Zero harvest expected for Bathurst caribou

Zero harvest expected for Bathurst caribou
Low herd numbers likely mean an outright ban on Bathurst caribou harvest this year.Photo: Alex Hall.

It’s a tough decision that no one wants to make, but those sitting around the caribou management table in the Northwest Territories anticipate a total ban on the harvest of Bathurst caribou to come down before Christmas.

Aboriginal leaders met last Friday with the department of Environment and Natural Resources (ENR) for the third time since the numbers emerged showing a drastic decline in the population of the Bathurst and Bluenose-East barren-ground herds.

After running out of time to make any real decisions, yet another meeting is being scheduled for the end of the month. ENR Minister Michael Miltenberger was reluctant to give details on what will be his final recommendation, but Earl Evans of the NWT Métis Nation said everyone should expect zero harvest on the Bathurst, at least for one or two years.

“Damn rights you should expect it. What else can they do? We can’t afford another hunt,” he said of the forthcoming recommendation.

“It’s not a very good situation right now to be hunting with the numbers the way they are. They are really, really low. The Bathurst herd is in real trouble.”

ENR officials were “alarmed” to see the Bathurst population drop to 15,000 animals from the 460,000 that existed in the mid-1980s. Similarly, the Bluenose-East have dropped to around 30,000 animals.

Miltenberger said the situation, in his mind, amounts to a clear emergency that requires immediate action.

“It’s a very tough, emotional, political issue, but at the end of the day, our fundamental obligation is to protect the herds,” he said. “There’s no avoiding that for any government.”

Apart from a ban on the Bathurst, Evans said the other recommendation being put forward is a tag system for the Bluenose-East. Though voluntary restrictions limit the harvest to 2,800, the hunting of twice to three times as many animals since restrictions were imposed on the Bathurst has shown the minister that “voluntary doesn’t work.” Evans said the department is now considering imposing a quota of 1,200 animals.

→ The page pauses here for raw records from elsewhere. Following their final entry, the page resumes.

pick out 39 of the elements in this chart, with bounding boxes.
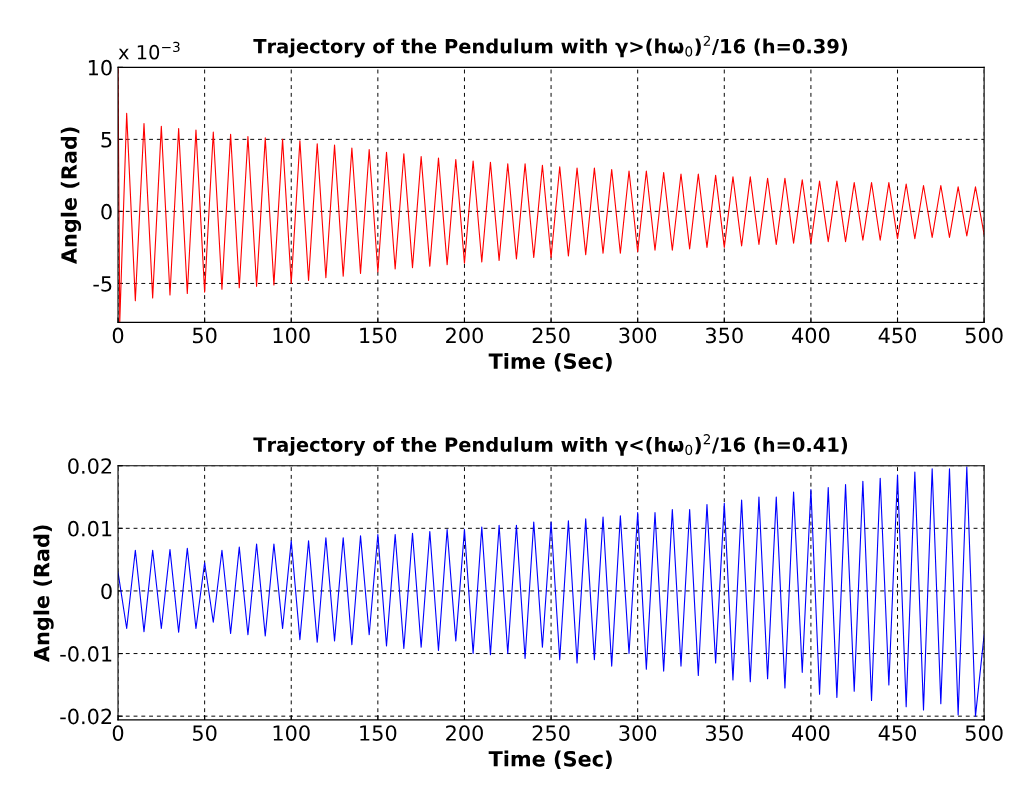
x-tick-label: 0 [112,327,124,344]
x-tick-label: 300 [619,725,657,741]
x-axis-title: Time (Sec) [488,352,612,372]
y-tick-label: -0.02 [60,708,112,725]
y-tick-label: 0.02 [68,458,112,474]
x-tick-label: 50 [192,725,217,741]
y-tick-label: 5 [101,132,112,148]
x-tick-label: 400 [792,327,830,344]
x-tick-label: 250 [532,327,570,344]
x-tick-label: 300 [619,327,657,344]
chart-title: Trajectory of the Pendulum with γ>(hω$_{0}$)$^{2}$/16 (h=0.39) [253,35,848,58]
y-tick-label: 0 [101,583,112,600]
x-tick-label: 200 [446,327,483,344]
text: x 10$^{−3}$ [118,41,180,60]
x-tick-label: 150 [360,725,397,741]
y-axis-title: Angle (Rad) [60,127,82,264]
x-tick-label: 250 [532,725,570,741]
y-axis-title: Angle (Rad) [33,525,54,662]
x-tick-label: 200 [446,725,483,741]
x-tick-label: 50 [192,327,217,344]
y-tick-label: -0.01 [60,646,112,662]
chart-title: Trajectory of the Pendulum with γ<(hω$_{0}$)$^{2}$/16 (h=0.41) [253,434,848,456]
y-tick-label: 10 [88,59,112,76]
x-tick-label: 350 [706,725,743,741]
x-tick-label: 100 [273,725,310,741]
x-tick-label: 450 [878,327,917,344]
x-tick-label: 450 [878,725,917,741]
x-tick-label: 0 [112,725,124,741]
x-tick-label: 150 [360,327,397,344]
x-tick-label: 100 [273,327,310,344]
line-series [118,466,985,717]
x-tick-label: 500 [965,327,1003,344]
y-tick-label: 0.01 [68,520,112,537]
x-tick-label: 500 [965,725,1003,741]
x-tick-label: 400 [792,725,830,741]
y-tick-label: -5 [93,276,112,292]
x-tick-label: 350 [706,327,743,344]
y-tick-label: 0 [101,203,112,220]
x-axis-title: Time (Sec) [488,750,612,770]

Along with harvesting restrictions, the department is also discussing predator control, or wolf culling, along with cumulative impacts, industrial development and education on caribou protection.

Though previous discussions resulted in a reluctant, but general, consensus on the part of Aboriginal governments in favour of a zero harvest for the Bathurst last month, Evans said political pressure from the communities pushed the conversation the other way last week, with representatives from the Tlicho Government opening the meeting by contesting ENR’s numbers and defending their treaty rights.

“It was a real turnaround, which is sad to say,” Evans said. “I thought we had accomplished something.”

Evans said the Métis have voluntarily stopped harvesting those herds for the past five years, and said it is time other Aboriginal governments to “start making sacrifices too.”

Representatives from the Tlicho Government did not respond to requests for comment.

The conversation has also been complicated by news from Nunavut’s deputy minister that 70 tags for the Bathurst are legally sold to outfitters across the border each year, meaning hunters from the south are able to take from the herd while subsistence Aboriginal harvesters may not.

“If it was subsistence, people would be much more understanding, but when it’s for profit, that’s problematic,” said Miltenberger, who indicated more discussions would need to be had with the Nunavut government.

“We share many of these herds and their calving grounds,” Miltenberger said, “so we’ve got to get something more definitive from them.”

In the future, Miltenberger hopes to have management plans in place for both the Bathurst and Bluenose herds with outlined thresholds and triggers that prevent a “political uproar” from taking place each time new population counts are released.

He said all governments at the table recognize “there’s no use having a harvesting right if there’s nothing left to harvest,” but said it remains to be seen what the First Nations have to say on the matter. Métis representatives currently support the ENR recommendations.

Miltenberger said he is “confident” the right decision will be made to ensure the survival of the herds.

“You know how I know that? Because I am the one with the final say,” he said.